7 Considerando que a admissibilidade face ao direito comunitário do disposto no artigo 14._ do referido decreto condiciona efectivamente a apreciação do mérito da acção intentada contra A. Ambry, o tribunal de grande instance de Metz colocou ao Tribunal a seguinte questão prejudicial:
«O disposto no artigo 14._ do Decreto n._ 94/490, de 15 de Junho de 1994, adoptado em execução do artigo 31._ da Lei n._ 92/645, de 13 de Julho de 1992, ao impor, no caso de constituição de uma garantia financeira num Estado-Membro da CE que não a França, a celebração de um acordo entre a instituição de crédito ou a seguradora situada num Estado-Membro da CE que não a França e uma instituição de crédito ou uma seguradora situada em França, deve ser considerado como não conforme à Directiva 73/183 de 1973, à directiva de coordenação de 15 de Dezembro de 1989, ao artigo 59._ do Tratado das Comunidades Europeias e ao artigo 73._-S do Tratado de Maastricht?»
As disposições aplicáveis em direito comunitário
8 Esclareça-se imediatamente que a referência ao artigo 73._-S do Tratado CE deve resultar de uma gralha dactilográfica, visto que esse artigo não existe. Tendo em conta o contexto, pode-se supor que o órgão jurisdicional nacional se refere ao artigo 73._-B do Tratado CE, que proíbe as restrições aos movimentos de capitais e aos pagamentos.
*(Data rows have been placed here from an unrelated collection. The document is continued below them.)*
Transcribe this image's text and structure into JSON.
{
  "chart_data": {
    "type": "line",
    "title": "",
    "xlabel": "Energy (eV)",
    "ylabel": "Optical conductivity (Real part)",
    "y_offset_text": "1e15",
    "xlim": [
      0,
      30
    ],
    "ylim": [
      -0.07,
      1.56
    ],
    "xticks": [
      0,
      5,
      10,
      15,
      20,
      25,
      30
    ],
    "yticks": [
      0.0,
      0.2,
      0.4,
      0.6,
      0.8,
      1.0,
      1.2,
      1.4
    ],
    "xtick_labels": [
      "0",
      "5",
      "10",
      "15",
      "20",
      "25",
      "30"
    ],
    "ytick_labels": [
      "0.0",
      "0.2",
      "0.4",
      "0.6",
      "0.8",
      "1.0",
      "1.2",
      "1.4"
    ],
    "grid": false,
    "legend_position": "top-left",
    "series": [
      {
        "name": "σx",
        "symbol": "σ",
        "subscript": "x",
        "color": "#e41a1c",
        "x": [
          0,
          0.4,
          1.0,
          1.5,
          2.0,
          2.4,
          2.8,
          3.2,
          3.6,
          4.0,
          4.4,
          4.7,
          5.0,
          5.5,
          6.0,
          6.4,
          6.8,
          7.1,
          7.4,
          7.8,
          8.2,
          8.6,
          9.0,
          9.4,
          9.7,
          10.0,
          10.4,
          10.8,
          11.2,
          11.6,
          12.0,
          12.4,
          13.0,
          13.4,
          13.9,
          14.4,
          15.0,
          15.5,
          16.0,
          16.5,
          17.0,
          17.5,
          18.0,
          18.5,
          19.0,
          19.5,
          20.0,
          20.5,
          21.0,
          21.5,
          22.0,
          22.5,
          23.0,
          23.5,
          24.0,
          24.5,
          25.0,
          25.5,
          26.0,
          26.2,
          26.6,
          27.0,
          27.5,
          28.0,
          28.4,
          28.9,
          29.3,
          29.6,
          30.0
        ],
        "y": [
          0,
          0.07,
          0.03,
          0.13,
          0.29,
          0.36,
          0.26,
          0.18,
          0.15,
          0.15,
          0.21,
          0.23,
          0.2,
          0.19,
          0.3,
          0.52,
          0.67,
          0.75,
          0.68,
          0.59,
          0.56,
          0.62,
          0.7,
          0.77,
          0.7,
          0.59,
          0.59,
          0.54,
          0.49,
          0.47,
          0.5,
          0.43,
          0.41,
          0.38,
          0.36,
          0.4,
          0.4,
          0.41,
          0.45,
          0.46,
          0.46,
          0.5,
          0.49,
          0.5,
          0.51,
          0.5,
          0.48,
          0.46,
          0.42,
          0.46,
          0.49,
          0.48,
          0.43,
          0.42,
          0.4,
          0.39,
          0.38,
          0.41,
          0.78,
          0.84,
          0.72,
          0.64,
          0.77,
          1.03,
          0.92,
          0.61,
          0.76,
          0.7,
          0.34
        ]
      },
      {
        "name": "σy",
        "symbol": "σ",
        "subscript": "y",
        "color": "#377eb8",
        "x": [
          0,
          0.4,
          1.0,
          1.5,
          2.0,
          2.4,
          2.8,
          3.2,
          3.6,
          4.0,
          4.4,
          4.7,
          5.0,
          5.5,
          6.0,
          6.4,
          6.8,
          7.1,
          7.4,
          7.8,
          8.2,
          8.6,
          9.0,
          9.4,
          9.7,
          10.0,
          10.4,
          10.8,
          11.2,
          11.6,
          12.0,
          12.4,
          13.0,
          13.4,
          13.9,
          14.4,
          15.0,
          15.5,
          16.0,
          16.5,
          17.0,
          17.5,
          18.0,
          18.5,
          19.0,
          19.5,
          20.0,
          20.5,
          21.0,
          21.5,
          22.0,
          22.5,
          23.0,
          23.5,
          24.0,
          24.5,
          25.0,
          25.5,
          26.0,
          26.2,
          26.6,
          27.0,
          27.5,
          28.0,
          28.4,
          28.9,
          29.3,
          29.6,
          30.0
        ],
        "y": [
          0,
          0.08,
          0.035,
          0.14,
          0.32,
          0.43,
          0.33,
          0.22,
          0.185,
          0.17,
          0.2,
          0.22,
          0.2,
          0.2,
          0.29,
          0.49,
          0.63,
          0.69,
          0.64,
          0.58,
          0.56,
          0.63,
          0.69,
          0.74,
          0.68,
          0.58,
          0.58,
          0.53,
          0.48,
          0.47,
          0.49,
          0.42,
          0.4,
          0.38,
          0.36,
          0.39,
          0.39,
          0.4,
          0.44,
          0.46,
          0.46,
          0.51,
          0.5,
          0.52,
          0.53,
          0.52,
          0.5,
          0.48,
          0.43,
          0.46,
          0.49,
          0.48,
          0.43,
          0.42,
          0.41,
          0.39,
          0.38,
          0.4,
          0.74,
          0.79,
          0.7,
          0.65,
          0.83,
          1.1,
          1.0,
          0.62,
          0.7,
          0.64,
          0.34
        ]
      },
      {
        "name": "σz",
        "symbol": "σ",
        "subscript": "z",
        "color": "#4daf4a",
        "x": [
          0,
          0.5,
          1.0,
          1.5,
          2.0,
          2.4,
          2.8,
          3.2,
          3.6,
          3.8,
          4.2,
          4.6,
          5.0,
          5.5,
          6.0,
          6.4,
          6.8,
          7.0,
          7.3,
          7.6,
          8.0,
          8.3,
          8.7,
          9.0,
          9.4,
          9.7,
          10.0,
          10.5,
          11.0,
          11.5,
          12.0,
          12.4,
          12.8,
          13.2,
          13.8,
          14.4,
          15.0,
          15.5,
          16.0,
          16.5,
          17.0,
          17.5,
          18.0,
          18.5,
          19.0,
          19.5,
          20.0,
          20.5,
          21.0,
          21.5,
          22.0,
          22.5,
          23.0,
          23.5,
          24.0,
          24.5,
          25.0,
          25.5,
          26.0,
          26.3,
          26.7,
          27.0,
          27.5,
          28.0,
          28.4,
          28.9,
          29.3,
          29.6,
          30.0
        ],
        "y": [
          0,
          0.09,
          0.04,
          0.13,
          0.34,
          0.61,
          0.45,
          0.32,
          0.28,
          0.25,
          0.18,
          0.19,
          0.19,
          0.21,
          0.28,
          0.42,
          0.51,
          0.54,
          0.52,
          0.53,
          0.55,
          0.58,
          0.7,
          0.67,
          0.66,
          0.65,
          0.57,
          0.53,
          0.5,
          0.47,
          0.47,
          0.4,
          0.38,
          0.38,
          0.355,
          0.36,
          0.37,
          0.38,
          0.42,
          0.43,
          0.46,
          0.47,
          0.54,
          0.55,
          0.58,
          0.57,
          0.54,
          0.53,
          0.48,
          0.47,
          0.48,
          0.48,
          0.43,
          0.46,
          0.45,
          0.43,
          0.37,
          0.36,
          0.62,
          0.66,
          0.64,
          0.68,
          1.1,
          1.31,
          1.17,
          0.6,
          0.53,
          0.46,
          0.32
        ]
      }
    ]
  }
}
9 Por outro lado, a análise dos dados do problema da compatibilidade das exigências impostas pela regulamentação francesa com o direito comunitário suscitado por A. Ambry leva a que se adapte um pouco a questão colocada para responder utilmente às preocupações do juiz nacional. Com efeito, se o artigo 14._ do decreto já referido colidisse com o direito comunitário seria na medida em que recusa conceder a uma prestação de serviços - a concessão de uma garantia por uma instituição financeira ou seguradora estabelecida noutro Estado-Membro - o mesmo valor que à mesma prestação efectuada por uma empresa do mesmo tipo estabelecida em território francês, excepto se estiver preenchida uma condição especial, que é a existência de um acordo com uma instituição de crédito ou seguradora estabelecida em França. Esta recusa em equiparar a prestação de um operador económico estabelecido noutro Estado-Membro à prestação de um operador estabelecido num território nacional parece, prima facie, susceptível de pôr em causa a liberdade de prestação de serviços, devendo pois ser apreciada na perspectiva do artigo 59._ do Tratado CE e, visto que estão em causa prestações em matéria de serviços financeiros e seguros, na perspectiva da Segunda Directiva 89/646/CEE do Conselho, de 15 de Dezembro de 1989, relativa à coordenação das disposições legislativas, regulamentares e administrativas respeitantes ao acesso à actividade das instituições de crédito e ao seu exercício, e que altera a Directiva 77/780/CEE (3), e da Directiva 92/49/CEE do Conselho, de 18 de Junho de 1992, relativa à coordenação das disposições legislativas, regulamentares e administrativas respeitantes ao seguro directo não vida, e que altera as Directivas 73/239/CEE e 88/357/CEE (terceira directiva sobre o seguro não vida) (4), que constituem a mais recente legislação comunitária na matéria.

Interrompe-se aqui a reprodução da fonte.